Identification of a New Class of Selective Excitatory Amino Acid Transporter Subtype 1 (EAAT1) Inhibitors Followed by a Structure-Activity Relationship Study.

Screening of a small compound library at the three excitatory amino acid transporter subtypes 1-3 (EAAT1-3) resulted in the identification of compound (Z)-4-chloro-3-(5-((3-(2-ethoxy-2-oxoethyl)-2,4-dioxothiazolidin-5-ylidene)methyl)furan-2-yl)benzoic acid (1a) that exhibited a distinct preference as an inhibitor at EAAT1 (IC50 20 µM) compared to EAAT2 and EAAT3 (IC50 > 300 µM). This prompted us to subject 1a to an elaborate structure-activity relationship study through the purchase and synthesis and subsequent pharmacological characterization of a total of 36 analogues. Although this effort did not result in analogues with substantially improved inhibitory potencies at EAAT1 compared to that displayed by the hit, it provided a detailed insight into structural requirements for EAAT1 activity of this scaffold. The discovery of this new class of EAAT1-selective inhibitors not only supplements the currently available pharmacological tools in the EAAT field but also substantiates the notion that EAAT ligands not derived from α-amino acids hold considerable potential in terms of subtype-selective modulation of the transporters.

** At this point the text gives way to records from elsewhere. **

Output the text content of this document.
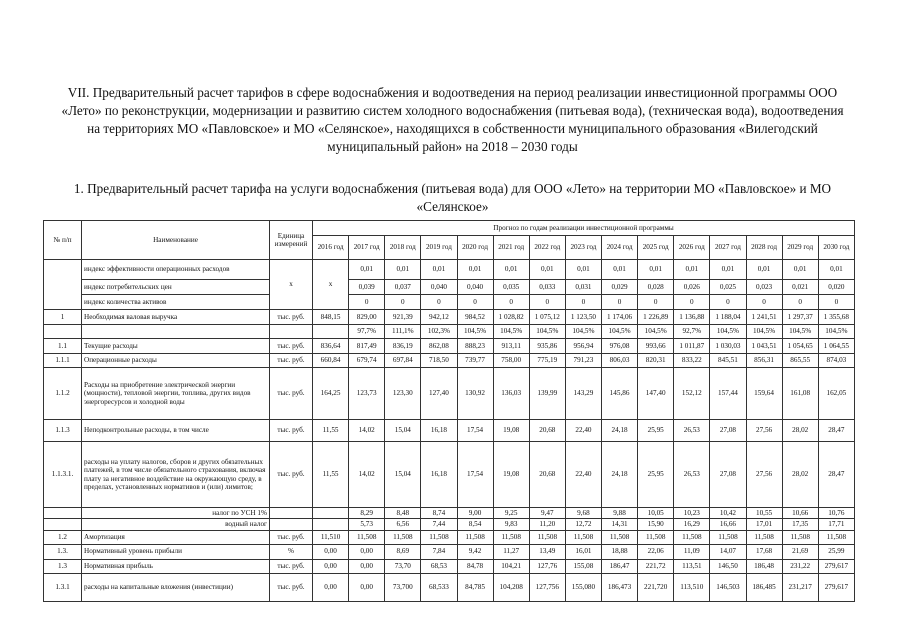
VII. Предварительный расчет тарифов в сфере водоснабжения и водоотведения на период реализации инвестиционной программы ООО «Лето» по реконструкции, модернизации и развитию систем холодного водоснабжения (питьевая вода), (техническая вода), водоотведения на территориях МО «Павловское» и МО «Селянское», находящихся в собственности муниципального образования «Вилегодский муниципальный район» на 2018 – 2030 годы
1. Предварительный расчет тарифа на услуги водоснабжения (питьевая вода) для ООО «Лето» на территории МО «Павловское» и МО «Селянское»
№ п/п	Наименование	Единица измерений	Прогноз по годам реализации инвестиционной программы														
			2016 год	2017 год	2018 год	2019 год	2020 год	2021 год	2022 год	2023 год	2024 год	2025 год	2026 год	2027 год	2028 год	2029 год	2030 год
	индекс эффективности операционных расходов	х	х	0,01	0,01	0,01	0,01	0,01	0,01	0,01	0,01	0,01	0,01	0,01	0,01	0,01	0,01
	индекс потребительских цен			0,039	0,037	0,040	0,040	0,035	0,033	0,031	0,029	0,028	0,026	0,025	0,023	0,021	0,020
	индекс количества активов			0	0	0	0	0	0	0	0	0	0	0	0	0	0
1	Необходимая валовая выручка	тыс. руб.	848,15	829,00	921,39	942,12	984,52	1 028,82	1 075,12	1 123,50	1 174,06	1 226,89	1 136,88	1 188,04	1 241,51	1 297,37	1 355,68
				97,7%	111,1%	102,3%	104,5%	104,5%	104,5%	104,5%	104,5%	104,5%	92,7%	104,5%	104,5%	104,5%	104,5%
1.1	Текущие расходы	тыс. руб.	836,64	817,49	836,19	862,08	888,23	913,11	935,86	956,94	976,08	993,66	1 011,87	1 030,03	1 043,51	1 054,65	1 064,55
1.1.1	Операционные расходы	тыс. руб.	660,84	679,74	697,84	718,50	739,77	758,00	775,19	791,23	806,03	820,31	833,22	845,51	856,31	865,55	874,03
1.1.2	Расходы на приобретение электрической энергии (мощности), тепловой энергии, топлива, других видов энергоресурсов и холодной воды	тыс. руб.	164,25	123,73	123,30	127,40	130,92	136,03	139,99	143,29	145,86	147,40	152,12	157,44	159,64	161,08	162,05
1.1.3	Неподконтрольные расходы, в том числе	тыс. руб.	11,55	14,02	15,04	16,18	17,54	19,08	20,68	22,40	24,18	25,95	26,53	27,08	27,56	28,02	28,47
1.1.3.1.	расходы на уплату налогов, сборов и других обязательных платежей, в том числе обязательного страхования, включая плату за негативное воздействие на окружающую среду, в пределах, установленных нормативов и (или) лимитов;	тыс. руб.	11,55	14,02	15,04	16,18	17,54	19,08	20,68	22,40	24,18	25,95	26,53	27,08	27,56	28,02	28,47
	налог по УСН 1%			8,29	8,48	8,74	9,00	9,25	9,47	9,68	9,88	10,05	10,23	10,42	10,55	10,66	10,76
	водный налог			5,73	6,56	7,44	8,54	9,83	11,20	12,72	14,31	15,90	16,29	16,66	17,01	17,35	17,71
1.2	Амортизация	тыс. руб.	11,510	11,508	11,508	11,508	11,508	11,508	11,508	11,508	11,508	11,508	11,508	11,508	11,508	11,508	11,508
1.3.	Нормативный уровень прибыли	%	0,00	0,00	8,69	7,84	9,42	11,27	13,49	16,01	18,88	22,06	11,09	14,07	17,68	21,69	25,99
1.3	Нормативная прибыль	тыс. руб.	0,00	0,00	73,70	68,53	84,78	104,21	127,76	155,08	186,47	221,72	113,51	146,50	186,48	231,22	279,617
1.3.1	расходы на капитальные вложения (инвестиции)	тыс. руб.	0,00	0,00	73,700	68,533	84,785	104,208	127,756	155,080	186,473	221,720	113,510	146,503	186,485	231,217	279,617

New 4-Functionalized Glutamate Analogues Are Selective Agonists at Metabotropic Glutamate Receptor Subtype 2 or Selective Agonists at Metabotropic Glutamate Receptor Group III.

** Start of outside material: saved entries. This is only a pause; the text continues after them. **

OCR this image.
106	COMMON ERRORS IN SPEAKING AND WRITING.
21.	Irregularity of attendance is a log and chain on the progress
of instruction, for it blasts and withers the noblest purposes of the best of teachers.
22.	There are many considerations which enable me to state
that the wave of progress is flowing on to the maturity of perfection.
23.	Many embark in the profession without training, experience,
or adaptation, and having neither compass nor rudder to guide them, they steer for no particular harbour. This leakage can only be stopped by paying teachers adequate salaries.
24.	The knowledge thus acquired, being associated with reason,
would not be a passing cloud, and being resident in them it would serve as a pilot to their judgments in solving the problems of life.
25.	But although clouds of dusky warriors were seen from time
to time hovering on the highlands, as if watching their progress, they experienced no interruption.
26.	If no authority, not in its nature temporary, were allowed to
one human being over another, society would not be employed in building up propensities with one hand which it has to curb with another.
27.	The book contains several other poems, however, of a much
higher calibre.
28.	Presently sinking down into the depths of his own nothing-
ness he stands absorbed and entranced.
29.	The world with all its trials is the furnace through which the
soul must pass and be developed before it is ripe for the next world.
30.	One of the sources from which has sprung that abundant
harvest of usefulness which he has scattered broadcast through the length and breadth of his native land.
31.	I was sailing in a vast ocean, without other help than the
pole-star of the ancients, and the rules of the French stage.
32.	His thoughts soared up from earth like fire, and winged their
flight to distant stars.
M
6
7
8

The metabotropic glutamate (Glu) receptors (mGluRs) play key roles in modulating excitatory neurotransmission in the brain. In all, eight subtypes have been identified and divided into three groups, group I (mGlu1,5), group II (mGlu2,3), and group III (mGlu4,6-8). In this article, we present a L-2,4-syn-substituted Glu analogue, 1d, which displays selective agonist activity at mGlu2 over the remaining mGluR subtypes. A modeling study and redesign of the core scaffold led to the stereoselective synthesis of four new conformationally restricted Glu analogues, 2a-d. Most interestingly, 2a retained a selective agonist activity profile at mGlu2 (EC50 in the micromolar range), whereas 2c/2d were both selective agonists at group III, subtypes mGlu4,6,8. In general, 2d was 20-fold more potent than 2c and potently activated mGlu4,6,8 in the low-mid nanomolar range.

New Insight into the Structure-Activity Relationships of the Selective Excitatory Amino Acid Transporter Subtype†1 (EAAT1) Inhibitors UCPH-101 and UCPH-102.

In the present study, we made further investigations on the structure-activity requirements of the selective excitatory amino acid transporter 1 (EAAT1) inhibitor, 2-amino-4-(4-methoxyphenyl)-7-(naphthalen-1-yl)-5-oxo-5,6,7,8-tetrahydro-4H-chromene-3-carbonitrile (UCPH-101), by exploring 15 different substituents (R(1) ) at the 7-position in combination with eight different substituents (R(2) ) at the 4-position. Among the 63 new analogues synthesized, we identified a number of compounds that unexpectedly displayed inhibitory activities at EAAT1 in light of understanding the structure-activity relationship (SAR) of this inhibitor class extracted from previous studies. Moreover, the nature of the R(1) and R(2) substituents were observed to contribute to the functional properties of the various analogues in additive and non-additive ways. Finally, separation of the four stereoisomers of analogue 14 g (2-amino-4-([1,1'-biphenyl]-4-yl)-3-cyano-7-isopropyl-5-oxo-5,6,7,8-tetrahydro-4H-chromene) was carried out, and in agreement with a study of a related scaffold, the R configuration at C4 was found to be mandatory for inhibitory activity, while both the C7 diastereomers were found to be active as EAAT1 inhibitors. A study of the stereochemical stability of the four pure stereoisomers 14 g-A-D showed that epimerization takes places at C7 via a ring-opening, C-C bond rotation, ring-closing mechanism.